Sponsored by AppSignal
Would you like to see your link here? Contact us
Notesclub

Modeling XOR with a neural network

notebooks/basics/xor.livemd

Modeling XOR with a neural network

Mix.install([
  {:axon, "~> 0.3.0"},
  {:nx, "~> 0.4.0", override: true},
  {:exla, "~> 0.4.0"},
  {:kino_vega_lite, "~> 0.1.6"}
])

Nx.Defn.default_options(compiler: EXLA)

alias VegaLite, as: Vl

Introduction

In this notebook we try to create a model and learn it the logical XOR.

Even though XOR seems like a trivial operation, it cannot be modeled using a single dense layer (single-layer perceptron). The underlying reason is that the classes in XOR are not linearly separable. We cannot draw a straight line to separate the points $(0,0)$, $(1,1)$ from the points $(0,1)$, $(1,0)$. To model this properly, we need to turn to deep learning methods. Deep learning is capable of learning non-linear relationships like XOR.

The model

Let’s start with the model. We need two inputs, since XOR has two operands. We then concatenate them into a single input vector with Axon.concatenate/3. Then we have one hidden layer and one output layer, both of them dense.

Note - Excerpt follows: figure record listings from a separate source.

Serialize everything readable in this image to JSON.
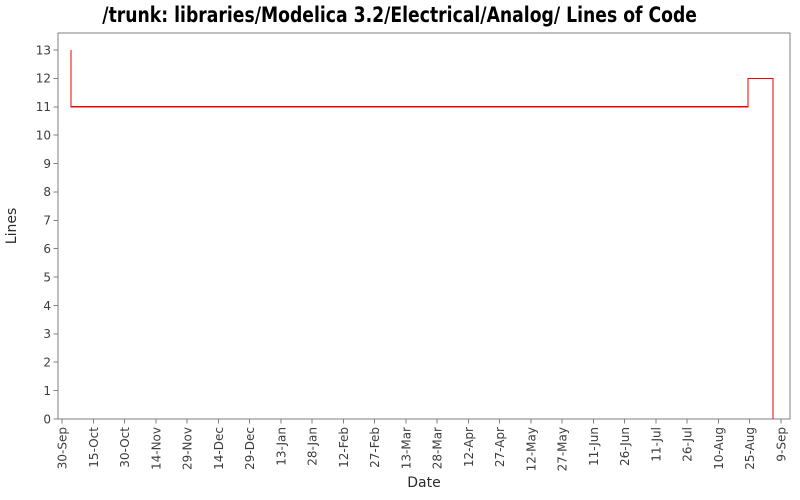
{
  "page": {
    "background": "#ffffff"
  },
  "chart_data": {
    "type": "line",
    "line_style": "step",
    "title": "/trunk: libraries/Modelica 3.2/Electrical/Analog/ Lines of Code",
    "xlabel": "Date",
    "ylabel": "Lines",
    "grid": false,
    "legend": "none",
    "ylim": [
      0,
      13.6
    ],
    "y_ticks": [
      0,
      1,
      2,
      3,
      4,
      5,
      6,
      7,
      8,
      9,
      10,
      11,
      12,
      13
    ],
    "x_tick_labels": [
      "30-Sep",
      "15-Oct",
      "30-Oct",
      "14-Nov",
      "29-Nov",
      "14-Dec",
      "29-Dec",
      "13-Jan",
      "28-Jan",
      "12-Feb",
      "27-Feb",
      "13-Mar",
      "28-Mar",
      "12-Apr",
      "27-Apr",
      "12-May",
      "27-May",
      "11-Jun",
      "26-Jun",
      "11-Jul",
      "26-Jul",
      "10-Aug",
      "25-Aug",
      "9-Sep"
    ],
    "series": [
      {
        "name": "Lines of Code",
        "color": "#ee0000",
        "points": [
          {
            "date": "04-Oct",
            "xf": 0.0178,
            "value": 13
          },
          {
            "date": "04-Oct",
            "xf": 0.0178,
            "value": 11
          },
          {
            "date": "25-Aug",
            "xf": 0.9426,
            "value": 11
          },
          {
            "date": "25-Aug",
            "xf": 0.9426,
            "value": 12
          },
          {
            "date": "05-Sep",
            "xf": 0.9768,
            "value": 12
          },
          {
            "date": "05-Sep",
            "xf": 0.9768,
            "value": 0
          }
        ]
      }
    ],
    "colors": {
      "line": "#ee0000",
      "axis": "#808080",
      "tick_label": "#3d3d3d",
      "axis_label": "#2b2b2b",
      "title": "#000000",
      "background": "#ffffff"
    }
  }
}
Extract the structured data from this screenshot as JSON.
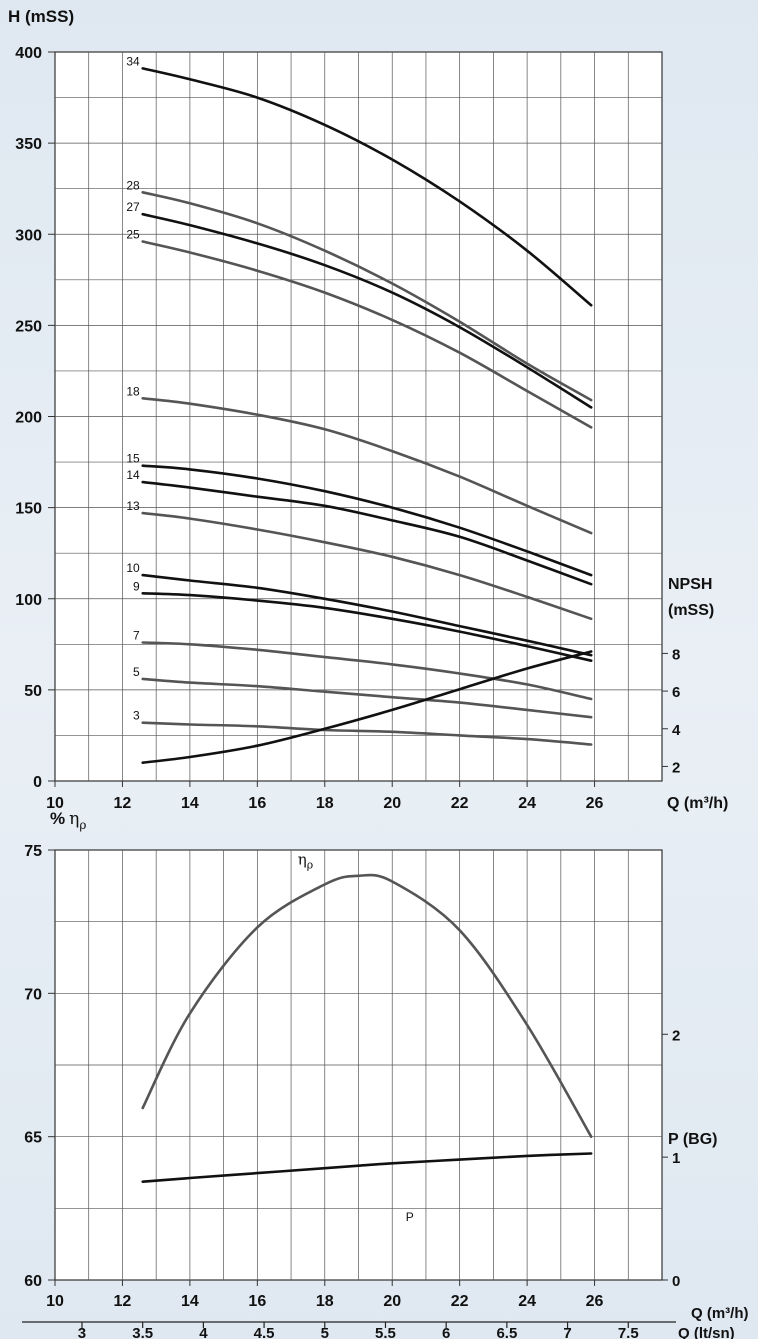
{
  "chart_data": [
    {
      "type": "line",
      "ylabel": "H (mSS)",
      "xlabel": "Q (m³/h)",
      "xlim": [
        10,
        28
      ],
      "ylim": [
        0,
        400
      ],
      "x_ticks": [
        10,
        12,
        14,
        16,
        18,
        20,
        22,
        24,
        26
      ],
      "y_ticks": [
        0,
        50,
        100,
        150,
        200,
        250,
        300,
        350,
        400
      ],
      "grid": true,
      "secondary_axis": {
        "label_line1": "NPSH",
        "label_line2": "(mSS)",
        "ticks": [
          2,
          4,
          6,
          8
        ],
        "range": [
          2,
          8
        ]
      },
      "x": [
        12.6,
        14,
        16,
        18,
        20,
        22,
        24,
        25.9
      ],
      "series": [
        {
          "name": "34",
          "color": "#111111",
          "values": [
            391,
            385,
            375,
            360,
            341,
            318,
            291,
            261
          ]
        },
        {
          "name": "28",
          "color": "#555555",
          "values": [
            323,
            317,
            306,
            291,
            273,
            252,
            229,
            209
          ]
        },
        {
          "name": "27",
          "color": "#111111",
          "values": [
            311,
            305,
            295,
            283,
            268,
            249,
            227,
            205
          ]
        },
        {
          "name": "25",
          "color": "#555555",
          "values": [
            296,
            290,
            280,
            268,
            253,
            235,
            214,
            194
          ]
        },
        {
          "name": "18",
          "color": "#555555",
          "values": [
            210,
            207,
            201,
            193,
            181,
            167,
            151,
            136
          ]
        },
        {
          "name": "15",
          "color": "#111111",
          "values": [
            173,
            171,
            166,
            159,
            150,
            139,
            126,
            113
          ]
        },
        {
          "name": "14",
          "color": "#111111",
          "values": [
            164,
            161,
            156,
            151,
            143,
            134,
            121,
            108
          ]
        },
        {
          "name": "13",
          "color": "#555555",
          "values": [
            147,
            144,
            138,
            131,
            123,
            113,
            101,
            89
          ]
        },
        {
          "name": "10",
          "color": "#111111",
          "values": [
            113,
            110,
            106,
            100,
            93,
            85,
            77,
            69
          ]
        },
        {
          "name": "9",
          "color": "#111111",
          "values": [
            103,
            102,
            99,
            95,
            89,
            82,
            74,
            66
          ]
        },
        {
          "name": "7",
          "color": "#555555",
          "values": [
            76,
            75,
            72,
            68,
            64,
            59,
            53,
            45
          ]
        },
        {
          "name": "5",
          "color": "#555555",
          "values": [
            56,
            54,
            52,
            49,
            46,
            43,
            39,
            35
          ]
        },
        {
          "name": "3",
          "color": "#555555",
          "values": [
            32,
            31,
            30,
            28,
            27,
            25,
            23,
            20
          ]
        },
        {
          "name": "NPSH",
          "color": "#111111",
          "axis": "secondary",
          "values": [
            2.2,
            2.5,
            3.1,
            4.0,
            5.0,
            6.1,
            7.2,
            8.1
          ]
        }
      ],
      "curve_labels": [
        "34",
        "28",
        "27",
        "25",
        "18",
        "15",
        "14",
        "13",
        "10",
        "9",
        "7",
        "5",
        "3"
      ]
    },
    {
      "type": "line",
      "ylabel_prefix": "%",
      "ylabel_symbol": "η",
      "ylabel_sub": "ρ",
      "xlabel": "Q (m³/h)",
      "xlabel2": "Q (lt/sn)",
      "xlim": [
        10,
        28
      ],
      "ylim": [
        60,
        75
      ],
      "x_ticks": [
        10,
        12,
        14,
        16,
        18,
        20,
        22,
        24,
        26
      ],
      "y_ticks": [
        60,
        65,
        70,
        75
      ],
      "x2_ticks": [
        "3",
        "3.5",
        "4",
        "4.5",
        "5",
        "5.5",
        "6",
        "6.5",
        "7",
        "7.5"
      ],
      "grid": true,
      "secondary_axis": {
        "label": "P (BG)",
        "ticks": [
          0,
          1,
          2
        ],
        "range": [
          0,
          3.5
        ]
      },
      "x": [
        12.6,
        14,
        16,
        18,
        19,
        20,
        22,
        24,
        25.9
      ],
      "series": [
        {
          "name": "ηρ",
          "color": "#555555",
          "values": [
            66.0,
            69.3,
            72.3,
            73.8,
            74.1,
            73.9,
            72.2,
            68.9,
            65.0
          ]
        },
        {
          "name": "P",
          "color": "#111111",
          "axis": "secondary",
          "values": [
            0.8,
            0.83,
            0.87,
            0.91,
            0.93,
            0.95,
            0.98,
            1.01,
            1.03
          ]
        }
      ],
      "curve_label_eta": "η",
      "curve_label_eta_sub": "ρ",
      "curve_label_p": "P"
    }
  ]
}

Note: the model is a sequential neural network. In Axon, we can conveniently create such a model by using the pipe operator (|>) to add layers one by one.

x1_input = Axon.input("x1", shape: {nil, 1})
x2_input = Axon.input("x2", shape: {nil, 1})

model =
  x1_input
  |> Axon.concatenate(x2_input)
  |> Axon.dense(8, activation: :tanh)
  |> Axon.dense(1, activation: :sigmoid)

Training data

The next step is to prepare training data. Since we are modeling a well-defined operation, we can just generate random operands and compute the expected XOR result for them.

The training works with batches of examples, so we repeatedly generate a whole batch of inputs and the expected result.

batch_size = 32

data =
  Stream.repeatedly(fn ->
    x1 = Nx.random_uniform({batch_size, 1}, 0, 2)
    x2 = Nx.random_uniform({batch_size, 1}, 0, 2)
    y = Nx.logical_xor(x1, x2)

    {%{"x1" => x1, "x2" => x2}, y}
  end)

Here’s how a sample batch looks:

Enum.at(data, 0)

Training

It’s time to train our model. In this case we use binary cross entropy for the loss and stochastic gradient descent as the optimizer. We use binary cross entropy because we can consider the task of computing XOR the same as a binary classification problem. We want our output to have a binary label 0 or 1, and binary cross entropy is typically used in these cases. Having defined our training loop, we run it with Axon.Loop.run/4.

epochs = 10

params =
  model
  |> Axon.Loop.trainer(:binary_cross_entropy, :sgd)
  |> Axon.Loop.run(data, %{}, epochs: epochs, iterations: 1000)

Trying the model

Finally, we can test our model on sample data.

Axon.predict(model, params, %{
  "x1" => Nx.tensor([[0]]),
  "x2" => Nx.tensor([[1]])
})

Try other combinations of $x_1$ and $x_2$ and see what the output is. To improve the model performance, you can increase the number of training epochs.

Visualizing the model predictions

The original XOR we modeled only works with binary values $0$ and $1$, however our model operates in continuous space. This means that we can give it $x1 = 0.5$, $x_2 = 0.5$ as input and we expect _some output. We can use this to visualize the non-linear relationship between inputs $x_1$, $x_2$ and outputs that our model has learned.

# The number of points per axis, determines the resolution
n = 50

# We generate coordinates of inputs in the (n x n) grid
x1 = Nx.iota({n, n}, axis: 0) |> Nx.divide(n) |> Nx.reshape({:auto, 1})
x2 = Nx.iota({n, n}, axis: 1) |> Nx.divide(n) |> Nx.reshape({:auto, 1})

# The output is also a real number, but we round it into one of the two classes
y = Axon.predict(model, params, %{"x1" => x1, "x2" => x2}) |> Nx.round()

Vl.new(width: 300, height: 300)
|> Vl.data_from_values(
  x1: Nx.to_flat_list(x1),
  x2: Nx.to_flat_list(x2),
  y: Nx.to_flat_list(y)
)
|> Vl.mark(:circle)
|> Vl.encode_field(:x, "x1", type: :quantitative)
|> Vl.encode_field(:y, "x2", type: :quantitative)
|> Vl.encode_field(:color, "y", type: :nominal)

From the plot we can clearly see that during training our model learnt two clean boundaries to separate $(0,0)$, $(1,1)$ from $(0,1)$, $(1,0)$.